Enter the drummer of The Smith’s, Mike Joyce. Mike has been fairly supportive of all of the members through all of their ups and downs and still, to this day, he stands by how everyone involved in the band were once close friends.
Via Live4Ever, ‘Strangeways, Here We Come,’ was recorded in the spring of 1987, but by the time of its release that autumn, Johnny Marr had left the band and The Smiths had, to all intents and purposes, split up.
Since then, the circumstances have dictated the narrative, with the (false) perception being that it was a tumultuous final act. Joyce remembers things differently: “There was definitely a more relaxed atmosphere in the studio while recording, I found. That comes through in the playing and the music. It’s easy to look at it in retrospect. If we’d have gone for another 10 years people would have said, ‘You can hear the relaxed atmosphere in Strangeways, you could tell it was going to go on for another 10 years’.”
He would then go on to say how something felt a bit off.

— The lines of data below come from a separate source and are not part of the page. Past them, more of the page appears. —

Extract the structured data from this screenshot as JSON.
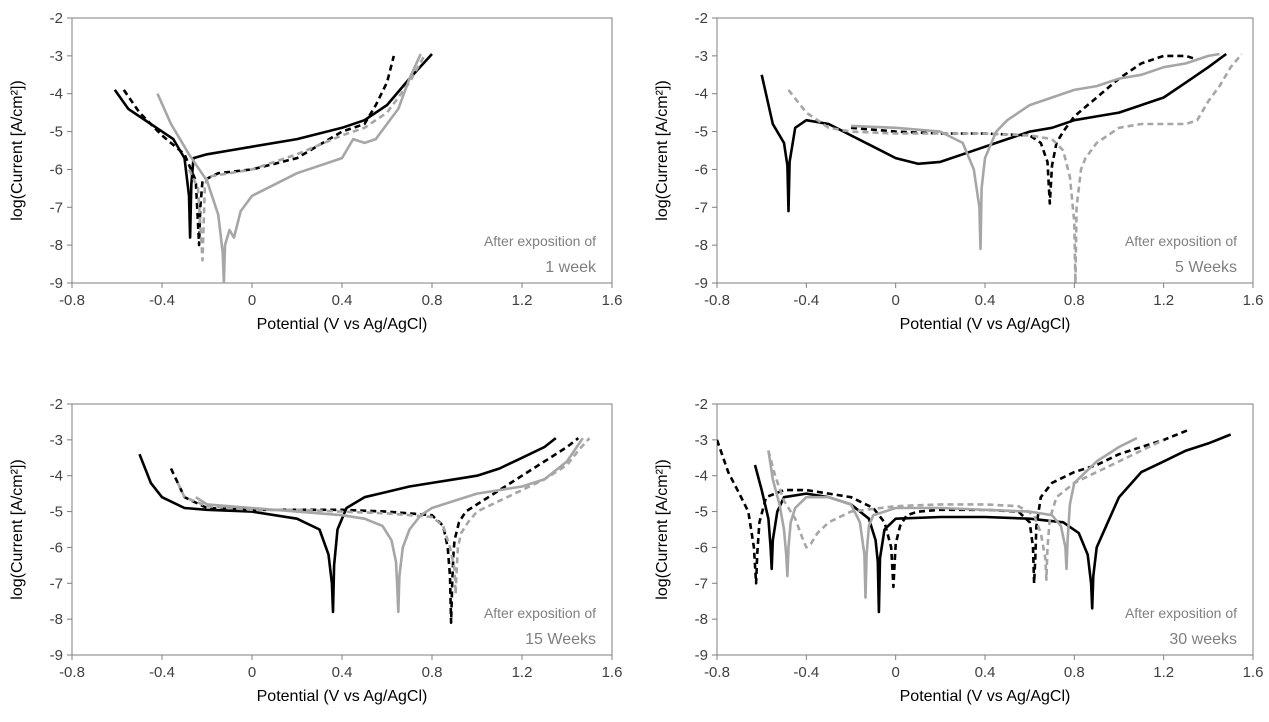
{
  "colors": {
    "black": "#000000",
    "gray": "#a6a6a6",
    "axis": "#7f7f7f",
    "annotation": "#7f7f7f"
  },
  "chart_data": [
    {
      "type": "line",
      "xlabel": "Potential (V vs Ag/AgCl)",
      "ylabel": "log(Current [A/cm²])",
      "xlim": [
        -0.8,
        1.6
      ],
      "ylim": [
        -9,
        -2
      ],
      "xticks": [
        "-0.8",
        "-0.4",
        "0",
        "0.4",
        "0.8",
        "1.2",
        "1.6"
      ],
      "yticks": [
        "-2",
        "-3",
        "-4",
        "-5",
        "-6",
        "-7",
        "-8",
        "-9"
      ],
      "annotation": [
        "After exposition of",
        "1 week"
      ],
      "series": [
        {
          "color": "black",
          "dash": false,
          "x": [
            -0.61,
            -0.55,
            -0.45,
            -0.35,
            -0.3,
            -0.28,
            -0.275,
            -0.27,
            -0.26,
            -0.2,
            -0.1,
            0,
            0.2,
            0.4,
            0.5,
            0.6,
            0.7,
            0.8
          ],
          "y": [
            -3.9,
            -4.4,
            -4.8,
            -5.2,
            -5.7,
            -6.7,
            -7.8,
            -6.4,
            -5.7,
            -5.6,
            -5.5,
            -5.4,
            -5.2,
            -4.9,
            -4.7,
            -4.3,
            -3.6,
            -2.95
          ]
        },
        {
          "color": "black",
          "dash": true,
          "x": [
            -0.57,
            -0.5,
            -0.4,
            -0.3,
            -0.25,
            -0.235,
            -0.23,
            -0.22,
            -0.15,
            0,
            0.2,
            0.4,
            0.5,
            0.55,
            0.6,
            0.63
          ],
          "y": [
            -3.9,
            -4.5,
            -5.1,
            -5.6,
            -6.3,
            -8.0,
            -7.0,
            -6.3,
            -6.1,
            -6.0,
            -5.7,
            -5.0,
            -4.8,
            -4.3,
            -3.7,
            -3.0
          ]
        },
        {
          "color": "gray",
          "dash": false,
          "x": [
            -0.42,
            -0.36,
            -0.28,
            -0.2,
            -0.15,
            -0.13,
            -0.125,
            -0.12,
            -0.1,
            -0.08,
            -0.05,
            0,
            0.2,
            0.4,
            0.45,
            0.5,
            0.55,
            0.6,
            0.65,
            0.7,
            0.75
          ],
          "y": [
            -4.0,
            -4.8,
            -5.6,
            -6.3,
            -7.2,
            -8.2,
            -9.0,
            -8.0,
            -7.6,
            -7.8,
            -7.1,
            -6.7,
            -6.1,
            -5.7,
            -5.2,
            -5.3,
            -5.2,
            -4.8,
            -4.4,
            -3.6,
            -2.95
          ]
        },
        {
          "color": "gray",
          "dash": true,
          "x": [
            -0.28,
            -0.24,
            -0.22,
            -0.21,
            -0.2,
            -0.15,
            0,
            0.2,
            0.4,
            0.5,
            0.6,
            0.7,
            0.77
          ],
          "y": [
            -6.0,
            -6.5,
            -8.4,
            -6.5,
            -6.2,
            -6.15,
            -6.0,
            -5.6,
            -5.1,
            -4.9,
            -4.5,
            -3.7,
            -2.95
          ]
        }
      ]
    },
    {
      "type": "line",
      "xlabel": "Potential (V vs Ag/AgCl)",
      "ylabel": "log(Current [A/cm²])",
      "xlim": [
        -0.8,
        1.6
      ],
      "ylim": [
        -9,
        -2
      ],
      "xticks": [
        "-0.8",
        "-0.4",
        "0",
        "0.4",
        "0.8",
        "1.2",
        "1.6"
      ],
      "yticks": [
        "-2",
        "-3",
        "-4",
        "-5",
        "-6",
        "-7",
        "-8",
        "-9"
      ],
      "annotation": [
        "After exposition of",
        "5 Weeks"
      ],
      "series": [
        {
          "color": "black",
          "dash": false,
          "x": [
            -0.6,
            -0.55,
            -0.5,
            -0.485,
            -0.48,
            -0.475,
            -0.45,
            -0.4,
            -0.3,
            -0.2,
            -0.1,
            0,
            0.1,
            0.2,
            0.3,
            0.4,
            0.5,
            0.6,
            0.7,
            0.8,
            0.9,
            1.0,
            1.1,
            1.2,
            1.3,
            1.4,
            1.48
          ],
          "y": [
            -3.5,
            -4.8,
            -5.3,
            -5.9,
            -7.1,
            -5.8,
            -4.9,
            -4.7,
            -4.8,
            -5.1,
            -5.4,
            -5.7,
            -5.85,
            -5.8,
            -5.6,
            -5.4,
            -5.2,
            -5.0,
            -4.9,
            -4.7,
            -4.6,
            -4.5,
            -4.3,
            -4.1,
            -3.7,
            -3.3,
            -2.95
          ]
        },
        {
          "color": "black",
          "dash": true,
          "x": [
            -0.2,
            0,
            0.2,
            0.4,
            0.6,
            0.65,
            0.68,
            0.69,
            0.7,
            0.72,
            0.75,
            0.8,
            0.9,
            1.0,
            1.1,
            1.2,
            1.3,
            1.35
          ],
          "y": [
            -4.9,
            -5.0,
            -5.05,
            -5.05,
            -5.1,
            -5.3,
            -5.8,
            -6.9,
            -5.9,
            -5.3,
            -5.0,
            -4.6,
            -4.1,
            -3.6,
            -3.2,
            -3.0,
            -3.0,
            -3.1
          ]
        },
        {
          "color": "gray",
          "dash": false,
          "x": [
            -0.2,
            0,
            0.2,
            0.3,
            0.35,
            0.375,
            0.38,
            0.385,
            0.4,
            0.45,
            0.5,
            0.6,
            0.7,
            0.8,
            0.9,
            1.0,
            1.1,
            1.2,
            1.3,
            1.4,
            1.45
          ],
          "y": [
            -4.85,
            -4.9,
            -5.0,
            -5.3,
            -6.0,
            -7.0,
            -8.1,
            -6.5,
            -5.7,
            -5.0,
            -4.7,
            -4.3,
            -4.1,
            -3.9,
            -3.8,
            -3.6,
            -3.5,
            -3.3,
            -3.2,
            -3.0,
            -2.95
          ]
        },
        {
          "color": "gray",
          "dash": true,
          "x": [
            -0.48,
            -0.4,
            -0.3,
            -0.2,
            0,
            0.2,
            0.4,
            0.6,
            0.7,
            0.75,
            0.78,
            0.8,
            0.805,
            0.81,
            0.83,
            0.85,
            0.9,
            1.0,
            1.1,
            1.2,
            1.3,
            1.35,
            1.4,
            1.45,
            1.5,
            1.55
          ],
          "y": [
            -3.9,
            -4.5,
            -4.9,
            -5.0,
            -5.05,
            -5.05,
            -5.05,
            -5.1,
            -5.2,
            -5.5,
            -6.2,
            -7.4,
            -9.0,
            -7.0,
            -6.0,
            -5.7,
            -5.3,
            -4.9,
            -4.8,
            -4.8,
            -4.8,
            -4.7,
            -4.2,
            -3.8,
            -3.3,
            -2.95
          ]
        }
      ]
    },
    {
      "type": "line",
      "xlabel": "Potential (V vs Ag/AgCl)",
      "ylabel": "log(Current [A/cm²])",
      "xlim": [
        -0.8,
        1.6
      ],
      "ylim": [
        -9,
        -2
      ],
      "xticks": [
        "-0.8",
        "-0.4",
        "0",
        "0.4",
        "0.8",
        "1.2",
        "1.6"
      ],
      "yticks": [
        "-2",
        "-3",
        "-4",
        "-5",
        "-6",
        "-7",
        "-8",
        "-9"
      ],
      "annotation": [
        "After exposition of",
        "15 Weeks"
      ],
      "series": [
        {
          "color": "black",
          "dash": false,
          "x": [
            -0.5,
            -0.45,
            -0.4,
            -0.3,
            -0.2,
            0,
            0.2,
            0.3,
            0.34,
            0.355,
            0.36,
            0.365,
            0.38,
            0.42,
            0.5,
            0.6,
            0.7,
            0.8,
            0.9,
            1.0,
            1.1,
            1.2,
            1.3,
            1.35
          ],
          "y": [
            -3.4,
            -4.2,
            -4.6,
            -4.9,
            -4.95,
            -5.0,
            -5.2,
            -5.5,
            -6.2,
            -7.0,
            -7.8,
            -6.5,
            -5.5,
            -4.9,
            -4.6,
            -4.45,
            -4.3,
            -4.2,
            -4.1,
            -4.0,
            -3.8,
            -3.5,
            -3.2,
            -2.95
          ]
        },
        {
          "color": "black",
          "dash": true,
          "x": [
            -0.36,
            -0.3,
            -0.2,
            0,
            0.2,
            0.4,
            0.6,
            0.8,
            0.85,
            0.87,
            0.88,
            0.885,
            0.89,
            0.895,
            0.9,
            0.92,
            0.95,
            1.0,
            1.1,
            1.2,
            1.3,
            1.4,
            1.45
          ],
          "y": [
            -3.8,
            -4.6,
            -4.9,
            -4.95,
            -4.95,
            -4.95,
            -5.0,
            -5.1,
            -5.4,
            -6.0,
            -6.8,
            -8.1,
            -7.0,
            -6.2,
            -5.8,
            -5.3,
            -5.0,
            -4.8,
            -4.4,
            -4.0,
            -3.6,
            -3.2,
            -2.95
          ]
        },
        {
          "color": "gray",
          "dash": false,
          "x": [
            -0.25,
            -0.2,
            0,
            0.2,
            0.4,
            0.5,
            0.58,
            0.62,
            0.64,
            0.645,
            0.65,
            0.655,
            0.67,
            0.7,
            0.75,
            0.8,
            0.9,
            1.0,
            1.1,
            1.2,
            1.3,
            1.4,
            1.47
          ],
          "y": [
            -4.6,
            -4.8,
            -4.9,
            -5.0,
            -5.1,
            -5.2,
            -5.4,
            -5.8,
            -6.4,
            -7.0,
            -7.8,
            -6.8,
            -6.0,
            -5.5,
            -5.1,
            -4.9,
            -4.7,
            -4.5,
            -4.4,
            -4.3,
            -4.1,
            -3.6,
            -2.95
          ]
        },
        {
          "color": "gray",
          "dash": true,
          "x": [
            -0.33,
            -0.3,
            -0.2,
            0,
            0.2,
            0.4,
            0.6,
            0.8,
            0.85,
            0.88,
            0.9,
            0.905,
            0.91,
            0.915,
            0.93,
            0.96,
            1.0,
            1.1,
            1.2,
            1.3,
            1.4,
            1.45,
            1.5
          ],
          "y": [
            -4.2,
            -4.6,
            -4.85,
            -4.95,
            -4.95,
            -5.0,
            -5.05,
            -5.15,
            -5.4,
            -6.0,
            -6.6,
            -7.3,
            -6.6,
            -6.0,
            -5.6,
            -5.3,
            -5.0,
            -4.7,
            -4.4,
            -4.1,
            -3.7,
            -3.3,
            -2.95
          ]
        }
      ]
    },
    {
      "type": "line",
      "xlabel": "Potential (V vs Ag/AgCl)",
      "ylabel": "log(Current [A/cm²])",
      "xlim": [
        -0.8,
        1.6
      ],
      "ylim": [
        -9,
        -2
      ],
      "xticks": [
        "-0.8",
        "-0.4",
        "0",
        "0.4",
        "0.8",
        "1.2",
        "1.6"
      ],
      "yticks": [
        "-2",
        "-3",
        "-4",
        "-5",
        "-6",
        "-7",
        "-8",
        "-9"
      ],
      "annotation": [
        "After exposition of",
        "30 weeks"
      ],
      "series": [
        {
          "color": "black",
          "dash": false,
          "x": [
            -0.63,
            -0.6,
            -0.57,
            -0.56,
            -0.555,
            -0.55,
            -0.53,
            -0.5,
            -0.4,
            -0.3,
            -0.2,
            -0.12,
            -0.09,
            -0.08,
            -0.075,
            -0.07,
            -0.05,
            0,
            0.2,
            0.4,
            0.6,
            0.75,
            0.82,
            0.86,
            0.875,
            0.88,
            0.885,
            0.9,
            0.95,
            1.0,
            1.1,
            1.2,
            1.3,
            1.4,
            1.5
          ],
          "y": [
            -3.7,
            -4.4,
            -5.2,
            -6.0,
            -6.6,
            -5.8,
            -5.0,
            -4.6,
            -4.5,
            -4.6,
            -4.8,
            -5.2,
            -5.8,
            -6.4,
            -7.8,
            -6.3,
            -5.5,
            -5.2,
            -5.15,
            -5.15,
            -5.2,
            -5.3,
            -5.6,
            -6.2,
            -7.0,
            -7.7,
            -6.8,
            -6.0,
            -5.3,
            -4.6,
            -3.9,
            -3.6,
            -3.3,
            -3.1,
            -2.85
          ]
        },
        {
          "color": "black",
          "dash": true,
          "x": [
            -0.8,
            -0.75,
            -0.7,
            -0.66,
            -0.635,
            -0.625,
            -0.62,
            -0.61,
            -0.58,
            -0.5,
            -0.4,
            -0.3,
            -0.2,
            -0.1,
            -0.05,
            -0.02,
            -0.01,
            -0.005,
            0,
            0.02,
            0.05,
            0.1,
            0.2,
            0.4,
            0.55,
            0.6,
            0.615,
            0.62,
            0.625,
            0.63,
            0.65,
            0.7,
            0.8,
            0.9,
            1.0,
            1.1,
            1.2,
            1.32
          ],
          "y": [
            -3.0,
            -3.9,
            -4.5,
            -5.0,
            -6.0,
            -7.0,
            -6.2,
            -5.3,
            -4.6,
            -4.4,
            -4.4,
            -4.5,
            -4.6,
            -4.9,
            -5.3,
            -6.0,
            -7.1,
            -6.5,
            -5.9,
            -5.4,
            -5.1,
            -5.0,
            -4.95,
            -4.95,
            -5.0,
            -5.3,
            -6.0,
            -7.0,
            -6.3,
            -5.4,
            -4.6,
            -4.2,
            -3.9,
            -3.7,
            -3.4,
            -3.2,
            -3.0,
            -2.7
          ]
        },
        {
          "color": "gray",
          "dash": false,
          "x": [
            -0.57,
            -0.55,
            -0.52,
            -0.5,
            -0.49,
            -0.485,
            -0.48,
            -0.47,
            -0.45,
            -0.4,
            -0.3,
            -0.2,
            -0.16,
            -0.14,
            -0.135,
            -0.13,
            -0.12,
            -0.1,
            0,
            0.2,
            0.4,
            0.6,
            0.7,
            0.74,
            0.76,
            0.765,
            0.77,
            0.78,
            0.8,
            0.9,
            1.0,
            1.08
          ],
          "y": [
            -3.3,
            -4.1,
            -4.8,
            -5.5,
            -6.2,
            -6.8,
            -6.0,
            -5.3,
            -4.9,
            -4.6,
            -4.6,
            -4.8,
            -5.3,
            -6.2,
            -7.4,
            -6.2,
            -5.4,
            -5.1,
            -4.9,
            -4.9,
            -4.95,
            -5.0,
            -5.1,
            -5.4,
            -6.0,
            -6.6,
            -5.8,
            -4.8,
            -4.2,
            -3.6,
            -3.2,
            -2.95
          ]
        },
        {
          "color": "gray",
          "dash": true,
          "x": [
            -0.57,
            -0.54,
            -0.5,
            -0.45,
            -0.42,
            -0.4,
            -0.38,
            -0.35,
            -0.3,
            -0.2,
            0,
            0.2,
            0.4,
            0.55,
            0.62,
            0.65,
            0.67,
            0.675,
            0.68,
            0.69,
            0.72,
            0.8,
            0.9,
            1.0,
            1.1,
            1.2
          ],
          "y": [
            -3.3,
            -4.0,
            -4.7,
            -5.2,
            -5.7,
            -6.0,
            -5.9,
            -5.6,
            -5.3,
            -5.0,
            -4.85,
            -4.8,
            -4.8,
            -4.85,
            -5.1,
            -5.6,
            -6.3,
            -6.9,
            -6.0,
            -5.2,
            -4.6,
            -4.2,
            -3.9,
            -3.6,
            -3.3,
            -3.0
          ]
        }
      ]
    }
  ]
}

He continues: “Obviously with what happened afterwards it’s easy to say, ‘You can tell, there’s a frisson in there. It was obvious to everybody it was going to be the last album’. Not at all. It was fun for the whole album. There was a freedom, for me personally. Johnny and Andy are such great players that they can sit around and do it all day.”
Sadly, the final bricks fell and the band would start the decline when Johnny would leave.

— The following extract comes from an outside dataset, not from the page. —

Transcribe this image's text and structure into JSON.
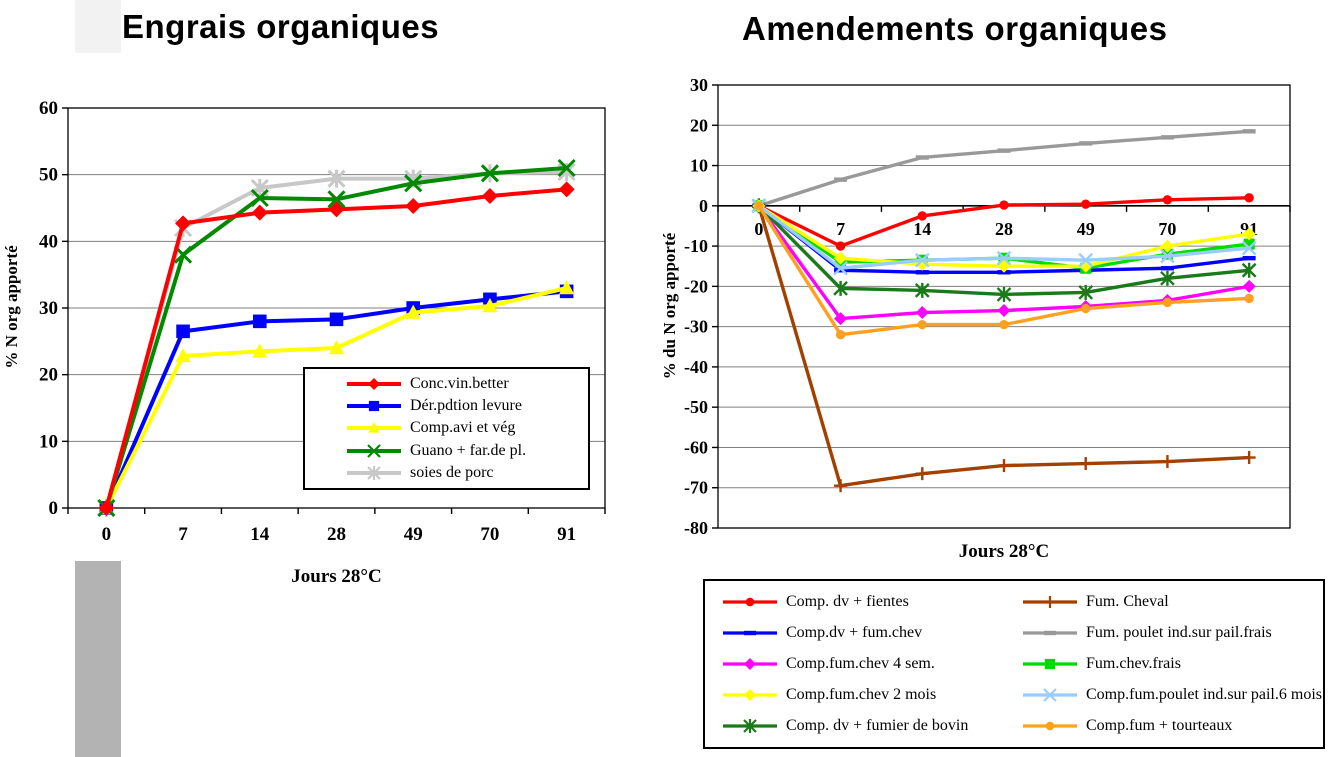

Mike said: “When we had that meeting down in London and Johnny told us he was going to leave the band, I said – what I found out since was the wrong thing – ‘Can’t we just do one more album?’, because I was scared and I wanted to stay with that band forever. Andy and Morrissey did too. When you think about it, regardless of when the end point would have come, we would have split up at some point. Rather than making an album that wasn’t great, would it have happened? No-one will ever know.”
Joyce holds no grudges at all.
He ends: “You can’t keep somebody in a relationship that doesn’t want to be there. Obviously when it was broached, I was shocked and upset. I didn’t want it to end. I was never angry or bitter, just frustrated, upset and baffled. But Johnny wants to do what he wants to do, and he does it very well.”